Victims of the Equitable Life scandal expressed dismay yesterday as another professional investigation petered out.

The Financial Reporting Council (FRC) has closed a three-year investigation into actuaries in the Government Actuaries Department (GAD) and one actuary in Ernst & Young, and will take no further action.

The Accountancy and Actuarial Discipline Board, an operating board of the FRC, said in both cases there was "no realistic prospect that a Tribunal would make an adverse finding" against any actuary.

Paul Weir, spokesman for the 40,000-strong Equitable Members' Action Group, said: "If there is no prospect of successful disciplinary action, why has it taken almost three years to reach that conclusion?

"Victims will be bitterly disappointed that once again nobody in the GAD is being held to account, despite the Parliamentary Ombudsman's finding there had been a decade of failure."

A spokesperson for Ernst & Young said it did not intend to identify the actuary concerned.

Equitable was brought to its knees in 2000 after failing to make proper provision in its accounts for the expensive pension promises made to policyholders.

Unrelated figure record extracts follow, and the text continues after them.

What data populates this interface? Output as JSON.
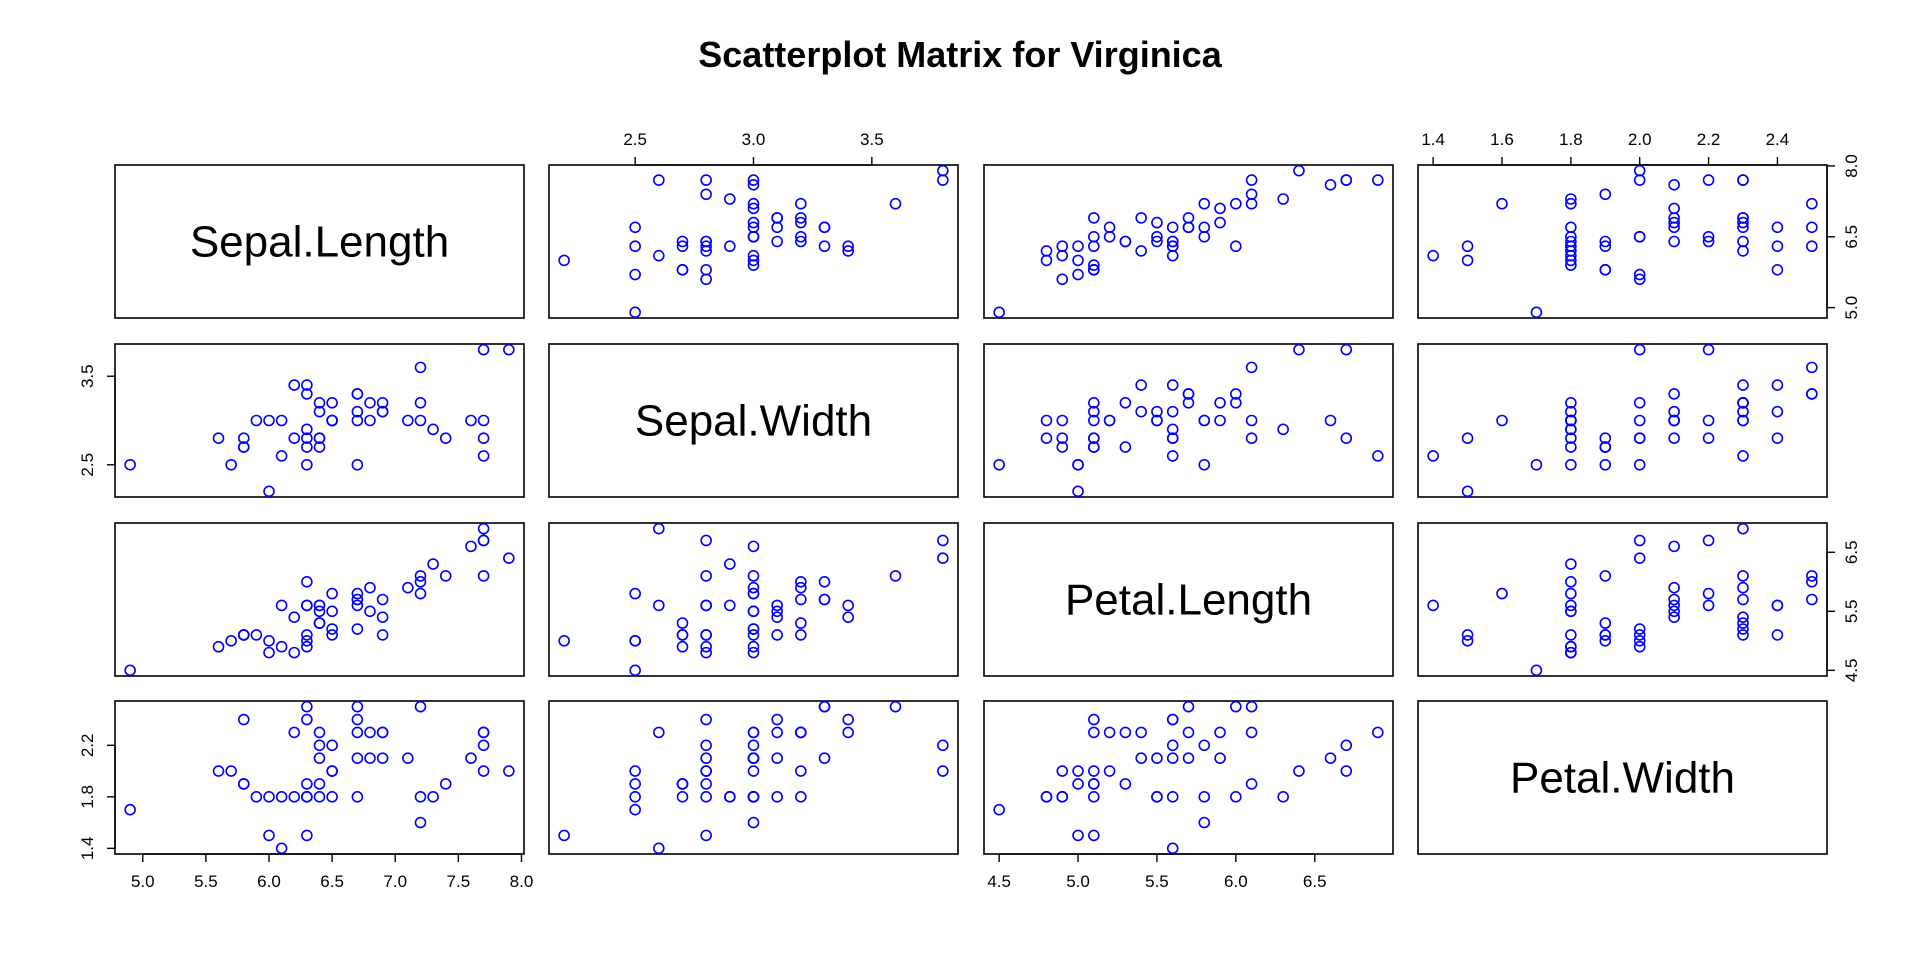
{
  "chart_data": {
    "type": "scatter",
    "title": "Scatterplot Matrix for Virginica",
    "variables": [
      "Sepal.Length",
      "Sepal.Width",
      "Petal.Length",
      "Petal.Width"
    ],
    "point_color": "#0000FF",
    "axes": {
      "Sepal.Length": {
        "range": [
          4.9,
          7.9
        ],
        "ticks": [
          "5.0",
          "5.5",
          "6.0",
          "6.5",
          "7.0",
          "7.5",
          "8.0"
        ],
        "right_ticks": [
          "5.0",
          "6.5",
          "8.0"
        ]
      },
      "Sepal.Width": {
        "range": [
          2.2,
          3.8
        ],
        "ticks": [
          "2.5",
          "3.0",
          "3.5"
        ],
        "left_ticks": [
          "2.5",
          "3.5"
        ]
      },
      "Petal.Length": {
        "range": [
          4.5,
          6.9
        ],
        "ticks": [
          "4.5",
          "5.0",
          "5.5",
          "6.0",
          "6.5"
        ],
        "right_ticks": [
          "4.5",
          "5.5",
          "6.5"
        ]
      },
      "Petal.Width": {
        "range": [
          1.4,
          2.5
        ],
        "ticks": [
          "1.4",
          "1.6",
          "1.8",
          "2.0",
          "2.2",
          "2.4"
        ],
        "left_ticks": [
          "1.4",
          "1.8",
          "2.2"
        ]
      }
    },
    "observations": [
      [
        6.3,
        3.3,
        6.0,
        2.5
      ],
      [
        5.8,
        2.7,
        5.1,
        1.9
      ],
      [
        7.1,
        3.0,
        5.9,
        2.1
      ],
      [
        6.3,
        2.9,
        5.6,
        1.8
      ],
      [
        6.5,
        3.0,
        5.8,
        2.2
      ],
      [
        7.6,
        3.0,
        6.6,
        2.1
      ],
      [
        4.9,
        2.5,
        4.5,
        1.7
      ],
      [
        7.3,
        2.9,
        6.3,
        1.8
      ],
      [
        6.7,
        2.5,
        5.8,
        1.8
      ],
      [
        7.2,
        3.6,
        6.1,
        2.5
      ],
      [
        6.5,
        3.2,
        5.1,
        2.0
      ],
      [
        6.4,
        2.7,
        5.3,
        1.9
      ],
      [
        6.8,
        3.0,
        5.5,
        2.1
      ],
      [
        5.7,
        2.5,
        5.0,
        2.0
      ],
      [
        5.8,
        2.8,
        5.1,
        2.4
      ],
      [
        6.4,
        3.2,
        5.3,
        2.3
      ],
      [
        6.5,
        3.0,
        5.5,
        1.8
      ],
      [
        7.7,
        3.8,
        6.7,
        2.2
      ],
      [
        7.7,
        2.6,
        6.9,
        2.3
      ],
      [
        6.0,
        2.2,
        5.0,
        1.5
      ],
      [
        6.9,
        3.2,
        5.7,
        2.3
      ],
      [
        5.6,
        2.8,
        4.9,
        2.0
      ],
      [
        7.7,
        2.8,
        6.7,
        2.0
      ],
      [
        6.3,
        2.7,
        4.9,
        1.8
      ],
      [
        6.7,
        3.3,
        5.7,
        2.1
      ],
      [
        7.2,
        3.2,
        6.0,
        1.8
      ],
      [
        6.2,
        2.8,
        4.8,
        1.8
      ],
      [
        6.1,
        3.0,
        4.9,
        1.8
      ],
      [
        6.4,
        2.8,
        5.6,
        2.1
      ],
      [
        7.2,
        3.0,
        5.8,
        1.6
      ],
      [
        7.4,
        2.8,
        6.1,
        1.9
      ],
      [
        7.9,
        3.8,
        6.4,
        2.0
      ],
      [
        6.4,
        2.8,
        5.6,
        2.2
      ],
      [
        6.3,
        2.8,
        5.1,
        1.5
      ],
      [
        6.1,
        2.6,
        5.6,
        1.4
      ],
      [
        7.7,
        3.0,
        6.1,
        2.3
      ],
      [
        6.3,
        3.4,
        5.6,
        2.4
      ],
      [
        6.4,
        3.1,
        5.5,
        1.8
      ],
      [
        6.0,
        3.0,
        4.8,
        1.8
      ],
      [
        6.9,
        3.1,
        5.4,
        2.1
      ],
      [
        6.7,
        3.1,
        5.6,
        2.4
      ],
      [
        6.9,
        3.1,
        5.1,
        2.3
      ],
      [
        5.8,
        2.7,
        5.1,
        1.9
      ],
      [
        6.8,
        3.2,
        5.9,
        2.3
      ],
      [
        6.7,
        3.3,
        5.7,
        2.5
      ],
      [
        6.7,
        3.0,
        5.2,
        2.3
      ],
      [
        6.3,
        2.5,
        5.0,
        1.9
      ],
      [
        6.5,
        3.0,
        5.2,
        2.0
      ],
      [
        6.2,
        3.4,
        5.4,
        2.3
      ],
      [
        5.9,
        3.0,
        5.1,
        1.8
      ]
    ]
  }
}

In 2004 the Equitable board launched legal action against Ernst & Young and 15 former directors for £3.3 billion, but were forced to abandon the director cases and then the £2bn claim against the society's former auditors by the end of 2005.

On the conclusion in 2009 of a five-year investigation by the accountancy profession's Joint Disciplinary Scheme into the audit of Equitable Life, Ernst & Young went to the High Court to prevent details of being published.

Mr Weir said the compensation scheme launched last year had not hit its promised target.